A commonly overlooked lower limb condition is one caused by veins. When the veins don’t work well, they don’t return blood in the limbs back to the heart efficiently. This is called venous insufficiency and can lead to venous thrombophlebitis, venous stasis, dermatitis, and ulceration.
Veins have one-way valves that help to move blood back to the heart. If the veins widen or distort, then these valves do not meet and cause blood to flow backwards to the ankles and feet. This is often termed pooling; over time it is noted that blood often leaks from the veins into the surrounding skin and results in a darkening of the extremity. Patients often notice their lower legs turning darker in colour, a feeling of heaviness sets in, and veins may be seen visibly coiling.
Patients with this condition notice that the ankles swell during the day. With rest and leg elevation the swelling decreases, but this does not resolve without treatment.
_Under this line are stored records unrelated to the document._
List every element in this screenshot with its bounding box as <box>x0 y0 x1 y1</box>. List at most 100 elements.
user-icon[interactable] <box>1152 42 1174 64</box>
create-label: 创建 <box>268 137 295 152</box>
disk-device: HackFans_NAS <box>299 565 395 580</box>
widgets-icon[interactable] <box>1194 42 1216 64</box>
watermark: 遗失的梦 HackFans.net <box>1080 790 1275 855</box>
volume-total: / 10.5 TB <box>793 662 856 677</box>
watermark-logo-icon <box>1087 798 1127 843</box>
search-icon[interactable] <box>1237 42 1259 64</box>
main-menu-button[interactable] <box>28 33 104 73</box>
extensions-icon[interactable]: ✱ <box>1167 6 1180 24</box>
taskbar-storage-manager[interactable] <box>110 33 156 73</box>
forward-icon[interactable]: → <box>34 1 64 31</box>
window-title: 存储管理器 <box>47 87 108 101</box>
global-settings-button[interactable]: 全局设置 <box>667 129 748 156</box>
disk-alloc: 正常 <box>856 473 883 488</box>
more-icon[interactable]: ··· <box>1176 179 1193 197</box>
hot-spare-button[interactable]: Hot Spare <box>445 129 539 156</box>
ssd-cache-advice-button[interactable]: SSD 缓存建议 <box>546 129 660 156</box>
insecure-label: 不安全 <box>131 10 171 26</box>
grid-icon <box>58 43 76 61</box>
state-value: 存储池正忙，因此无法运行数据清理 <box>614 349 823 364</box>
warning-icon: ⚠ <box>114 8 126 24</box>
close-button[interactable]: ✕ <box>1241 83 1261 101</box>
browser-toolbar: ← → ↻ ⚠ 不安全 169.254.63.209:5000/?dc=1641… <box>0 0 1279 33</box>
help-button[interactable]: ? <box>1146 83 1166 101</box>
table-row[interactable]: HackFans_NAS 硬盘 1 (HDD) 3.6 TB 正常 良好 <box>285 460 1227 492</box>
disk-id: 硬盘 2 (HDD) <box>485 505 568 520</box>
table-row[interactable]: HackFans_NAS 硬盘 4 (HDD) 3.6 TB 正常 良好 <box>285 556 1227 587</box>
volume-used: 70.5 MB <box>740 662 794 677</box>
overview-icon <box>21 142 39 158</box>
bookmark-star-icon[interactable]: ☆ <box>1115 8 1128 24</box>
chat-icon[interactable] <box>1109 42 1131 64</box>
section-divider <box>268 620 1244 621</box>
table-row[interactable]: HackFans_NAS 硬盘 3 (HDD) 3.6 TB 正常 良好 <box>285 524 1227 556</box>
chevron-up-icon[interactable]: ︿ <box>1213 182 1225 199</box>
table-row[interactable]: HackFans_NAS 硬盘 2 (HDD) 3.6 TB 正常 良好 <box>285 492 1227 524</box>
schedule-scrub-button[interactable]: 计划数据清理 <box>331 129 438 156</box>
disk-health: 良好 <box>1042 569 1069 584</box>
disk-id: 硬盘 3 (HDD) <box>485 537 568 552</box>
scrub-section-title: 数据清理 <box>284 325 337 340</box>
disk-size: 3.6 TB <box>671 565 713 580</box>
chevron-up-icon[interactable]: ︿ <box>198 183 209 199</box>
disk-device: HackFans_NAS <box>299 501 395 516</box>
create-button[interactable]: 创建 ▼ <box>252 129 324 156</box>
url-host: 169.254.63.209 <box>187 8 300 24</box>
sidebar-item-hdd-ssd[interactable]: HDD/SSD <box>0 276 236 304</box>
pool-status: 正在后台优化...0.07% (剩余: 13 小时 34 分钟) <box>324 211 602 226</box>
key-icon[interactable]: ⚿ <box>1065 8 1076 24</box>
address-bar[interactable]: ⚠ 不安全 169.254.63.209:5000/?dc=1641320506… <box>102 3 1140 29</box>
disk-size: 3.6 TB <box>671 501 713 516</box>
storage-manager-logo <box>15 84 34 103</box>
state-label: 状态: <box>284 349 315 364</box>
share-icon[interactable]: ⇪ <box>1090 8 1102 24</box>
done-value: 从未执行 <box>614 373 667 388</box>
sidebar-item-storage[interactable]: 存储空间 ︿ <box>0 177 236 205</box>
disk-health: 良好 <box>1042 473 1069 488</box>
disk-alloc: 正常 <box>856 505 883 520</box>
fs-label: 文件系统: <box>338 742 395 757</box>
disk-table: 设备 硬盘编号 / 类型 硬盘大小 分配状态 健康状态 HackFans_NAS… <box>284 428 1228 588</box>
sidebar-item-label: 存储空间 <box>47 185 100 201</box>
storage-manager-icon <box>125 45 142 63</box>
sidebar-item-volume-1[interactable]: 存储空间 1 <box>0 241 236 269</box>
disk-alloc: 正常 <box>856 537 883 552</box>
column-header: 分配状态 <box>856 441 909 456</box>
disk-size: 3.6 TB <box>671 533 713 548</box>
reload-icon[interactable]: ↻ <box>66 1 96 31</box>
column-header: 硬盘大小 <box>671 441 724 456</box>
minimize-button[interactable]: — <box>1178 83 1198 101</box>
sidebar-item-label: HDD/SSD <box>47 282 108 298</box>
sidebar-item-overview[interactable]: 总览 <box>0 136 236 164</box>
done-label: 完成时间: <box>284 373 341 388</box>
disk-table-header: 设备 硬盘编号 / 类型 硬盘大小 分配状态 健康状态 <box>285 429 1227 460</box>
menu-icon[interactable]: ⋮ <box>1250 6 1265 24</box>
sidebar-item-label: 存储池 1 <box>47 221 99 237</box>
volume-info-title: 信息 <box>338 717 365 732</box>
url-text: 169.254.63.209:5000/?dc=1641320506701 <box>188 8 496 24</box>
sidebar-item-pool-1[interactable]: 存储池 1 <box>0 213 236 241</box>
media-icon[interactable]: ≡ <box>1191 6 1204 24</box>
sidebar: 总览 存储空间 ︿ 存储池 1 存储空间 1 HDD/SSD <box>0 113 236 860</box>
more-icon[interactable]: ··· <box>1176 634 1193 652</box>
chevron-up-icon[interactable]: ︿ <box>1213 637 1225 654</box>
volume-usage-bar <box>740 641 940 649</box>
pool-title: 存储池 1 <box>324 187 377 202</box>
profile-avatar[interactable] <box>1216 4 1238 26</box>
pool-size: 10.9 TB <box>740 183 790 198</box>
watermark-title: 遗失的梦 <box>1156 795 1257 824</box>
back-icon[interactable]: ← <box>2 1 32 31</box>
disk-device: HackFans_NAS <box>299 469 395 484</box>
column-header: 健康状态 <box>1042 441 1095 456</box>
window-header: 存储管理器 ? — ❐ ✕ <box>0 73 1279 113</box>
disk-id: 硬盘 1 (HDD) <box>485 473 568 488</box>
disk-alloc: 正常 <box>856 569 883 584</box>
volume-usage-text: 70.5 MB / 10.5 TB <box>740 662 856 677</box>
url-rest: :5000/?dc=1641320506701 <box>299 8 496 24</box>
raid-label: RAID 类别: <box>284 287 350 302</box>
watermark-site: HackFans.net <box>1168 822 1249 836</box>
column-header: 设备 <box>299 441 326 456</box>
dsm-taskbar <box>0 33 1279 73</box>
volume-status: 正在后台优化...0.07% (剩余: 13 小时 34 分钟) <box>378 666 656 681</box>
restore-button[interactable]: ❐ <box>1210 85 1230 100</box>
Neglect of venous problems in the lower extremity can lead to leg ulcerations and amputations at a later stage.
- Feeling of heaviness in the legs.
- Taut, thickened and darkened skin of lower limbs.
- Hair loss on shins and feet.
- Frequent leg cramps.
- Fooot and ankle swelling (decreases with rest and elevation).
- Varicose and spider veins (twisted, bulging, dark purple or blue veins).
- Dryness and itching.
- Skin sores that ooze, crust or look scaly.
This condition is common in those who:
- Are over the age of 50.
- Frequently fly.
- Stand or sit a lot for work.
- Are quite sedentary in lifestyle.
- Have comorbidities such as overweight, high blood pressure, kidney failure, history of DVT (blood clot in leg), or congestive heart failure (CHF).
- Have varicose veins.
- Went through multiple pregnancies.
- Underwent surgery or injury in the lower limb.
What can my podiatrist do for me?
Podiatrists are experts at lower limb care. When it comes to vein problems, podiatrists can handle the non-surgical aspect of care. Your podiatrist can quickly diagnose the cause and problem and offer real time solutions for fast and effective recovery. Typically, even a large venous ulceration can heal in less than 2 months given the correct care and treatment.
- Specialised wound care if wounds are present.
- Specialised compression bandaging.
- Long term compression treatment.
- Lower limb offloading.
- In-clinic treatment for enhancing limb circulation and wound healing.
- Prompt referral for vascular surgery if required.
Why is compression so important?
Compression is one of the mainstays of treatment for venous insufficiency. Appropriate compression reduces tissue swelling by pushing the excess fluids that build up inside the legs back into the blood vessels. The compression will also prevent the veins in the leg from excessive expansion, normalizing venous blood flow and preventing it from flowing backwards. Increasing this venous flow helps speed up wound healing, decreases leg discomfort, and assists in preventing infection.
Compression will reduce oedema surrounding the wound/ ulcer; the surrounding tissue around the wound/ ulcer will then be able to receive the oxygen needed to facilitate healing. Using compression therapy combined with appropriate wound care, in many cases venous leg ulcers can heal faster than standard wound care alone.
Specialist knowledge, a hands-on skillset, and optimal handling of complex wounds mean that lower extremity venous conditions can have a good outlook. Our team of podiatrists will ensure a proper application of both therapy and wound dressing to help heal leg ulcers, preventing infection and leg amputation.